Accelerator mass spectrometry in the attomolar concentration range for 14C-labeled biologically active compounds in complex matrixes

Abstract

Accelerator mass spectrometry (AMS) is an ultra-sensitive analytical method suitable for detection of sub-nanomolar concentrations of labeled biological substances such as pharmaceutical drugs in body fluids. A limiting factor in extending the concentration measurements to the sub-picomolar range is the natural ¹⁴C content in living tissues. This can be circumvented by separating the labeled drug from the tissue matrix with, for example, liquid chromatography. The analysis of drugs and their metabolites or endogenous compounds in biological fluids by liquid chromatography is usually complicated and the sample preparation step remains the most serious problem both with regard to losses and degradation of the analyte, and also automation of the analysis.
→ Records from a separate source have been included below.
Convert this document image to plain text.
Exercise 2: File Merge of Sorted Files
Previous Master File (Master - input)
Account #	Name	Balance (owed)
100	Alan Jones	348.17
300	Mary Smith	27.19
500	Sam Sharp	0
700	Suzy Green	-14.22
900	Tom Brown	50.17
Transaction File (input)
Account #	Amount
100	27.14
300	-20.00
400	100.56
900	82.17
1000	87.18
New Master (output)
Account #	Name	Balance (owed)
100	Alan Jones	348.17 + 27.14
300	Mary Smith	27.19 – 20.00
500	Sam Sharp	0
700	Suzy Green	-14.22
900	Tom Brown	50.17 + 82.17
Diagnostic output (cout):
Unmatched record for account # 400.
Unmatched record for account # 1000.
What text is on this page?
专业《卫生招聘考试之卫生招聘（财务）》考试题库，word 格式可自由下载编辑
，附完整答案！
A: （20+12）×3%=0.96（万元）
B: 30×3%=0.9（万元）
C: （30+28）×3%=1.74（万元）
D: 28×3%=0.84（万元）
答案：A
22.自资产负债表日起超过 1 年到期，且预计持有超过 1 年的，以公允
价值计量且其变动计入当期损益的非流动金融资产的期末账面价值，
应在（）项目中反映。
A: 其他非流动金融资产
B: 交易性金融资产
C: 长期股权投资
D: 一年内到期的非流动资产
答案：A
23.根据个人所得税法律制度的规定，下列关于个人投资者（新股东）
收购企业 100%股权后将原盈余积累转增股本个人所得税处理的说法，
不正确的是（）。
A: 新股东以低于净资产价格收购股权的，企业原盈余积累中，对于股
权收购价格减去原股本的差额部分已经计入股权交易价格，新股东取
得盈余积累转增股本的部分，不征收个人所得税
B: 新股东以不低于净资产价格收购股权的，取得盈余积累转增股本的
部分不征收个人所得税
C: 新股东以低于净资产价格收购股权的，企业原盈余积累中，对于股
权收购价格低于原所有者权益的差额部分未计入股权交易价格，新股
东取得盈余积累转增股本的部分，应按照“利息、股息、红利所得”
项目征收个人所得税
In this article a method for detection and quantification of extremely low concentrations of ¹⁴C-labeled biomolecules in biological fluids by AMS is described. The use of a column switched chromatographic system incorporating a restricted-access media (RAM) column allowed the direct injection of untreated human plasma samples, which reduces the total time of analysis and makes automation of the sample preparation step possible. As the separated total drug amount is in the attogram to femtogram region, it is not possible to use a standard AMS sample preparation method, where mg sizes are required. We have utilized a sensitive carbon carrier method where a ¹⁴C-deficient compound is added to the HPLC fractions and the composite sample is prepared and analysed by AMS. The method shows remarkable sensitivity, low background values and good linearity, allowing the detection and quantification of a pharmaceutical drug in human plasma in the low femtomolar and down to the attomolar concentration range.